Sea turtles have been following this life-long pattern of migration and movement across varied habitats for millions of years and you are no different. You continue to repeat the cycle of foraging, migrating, mating, nesting, migrating, foraging until you are too old, or until the threats from humans make it impossible for you to continue. Or, perhaps, until humans realize how their actions and activities may make you work harder, harder, and harder to achieve your basic life goals: to survive, to thrive, and to reproduce.

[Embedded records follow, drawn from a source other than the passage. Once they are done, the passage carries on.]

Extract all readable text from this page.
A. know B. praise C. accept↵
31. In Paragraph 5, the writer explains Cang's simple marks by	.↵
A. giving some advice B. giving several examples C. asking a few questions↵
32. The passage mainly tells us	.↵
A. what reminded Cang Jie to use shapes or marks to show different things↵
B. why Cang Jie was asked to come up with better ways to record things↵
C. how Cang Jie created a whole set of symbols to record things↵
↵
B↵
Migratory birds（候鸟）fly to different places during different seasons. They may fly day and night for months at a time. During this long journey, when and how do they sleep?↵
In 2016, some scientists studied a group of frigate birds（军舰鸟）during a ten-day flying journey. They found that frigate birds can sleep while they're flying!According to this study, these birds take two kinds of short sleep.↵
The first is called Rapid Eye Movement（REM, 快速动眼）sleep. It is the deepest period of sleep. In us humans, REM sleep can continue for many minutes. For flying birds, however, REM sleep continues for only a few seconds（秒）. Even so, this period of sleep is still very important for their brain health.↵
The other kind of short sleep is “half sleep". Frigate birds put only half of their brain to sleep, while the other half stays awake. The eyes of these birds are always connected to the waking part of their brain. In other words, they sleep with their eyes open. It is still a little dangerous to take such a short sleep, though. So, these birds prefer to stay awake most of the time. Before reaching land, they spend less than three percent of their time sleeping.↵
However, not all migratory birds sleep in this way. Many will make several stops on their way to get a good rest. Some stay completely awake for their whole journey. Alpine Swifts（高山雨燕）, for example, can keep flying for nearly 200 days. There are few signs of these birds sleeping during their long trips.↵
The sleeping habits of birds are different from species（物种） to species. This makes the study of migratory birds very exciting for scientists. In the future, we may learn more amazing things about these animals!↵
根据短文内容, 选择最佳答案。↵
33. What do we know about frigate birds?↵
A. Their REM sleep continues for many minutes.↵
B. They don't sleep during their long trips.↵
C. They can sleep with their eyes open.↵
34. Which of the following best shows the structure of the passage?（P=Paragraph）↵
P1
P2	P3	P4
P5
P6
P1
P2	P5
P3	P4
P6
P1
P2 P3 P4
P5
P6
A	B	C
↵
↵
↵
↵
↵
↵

There is a human idiom that states before you judge someone, you should walk a mile in their shoes. What if we humans tried to swim a mile, or thousands of miles with your flippers? We humans are terrestrial creatures and experience the world differently than sea turtles; we lack the same sensory “window” and capabilities to sense and experience the world as turtles do. Sadly, humans can’t sense the Earth’s magnetic field and we don’t have an innate sense of place. Like the young, oceanic stage sea turtles, we, too, must remain close to the sea surface to breathe. We can sometimes feel layers of temperatures when we wade into the ocean, or be buffeted by currents. But we do not have to swim thousands of kilometres to reach our destinations, so we may not realize that there are hidden highways, currents, within the oceans that can help a turtle travel from one place to another. And we may not realize that our actions add up over time, over the lifetime of sea turtles, making their lives so much harder. Maybe, if humans could better understand and imagine what sea turtle lives are like, it is then possible to define effective conservation measures to better protect them from the gauntlet of human activities that turtles encounter over the course of their long, long, long lives.
Further Reading
Lohmann K., C. Lohmann, L. Ehrhart, D. A. Bagley and T. Swing. 2004. Geomagnetic map used in sea-turtle navigation. Nature 428, 909–910. https://doi.org/10.1038/428909a
Mansfield K. L. , J. Wyneken, W. Porter, J. Luo. 2014. First satellite tracks of neonate sea turtles redefine the “lost years” oceanic niche. Proceedings of the Royal Society B 281: 20133039. DOI: https://dx.doi.org/10.1098/rspb.2013.3039
Mansfield K. L. and N. F. Putman. 2013. Oceanic Habits and Habitats. Caretta caretta. In: The Biology of Sea Turtles, Volume III (eds. Wyneken, J., K. J. Lohmann and J. A. Musick). Pp 189–205. CRC Press.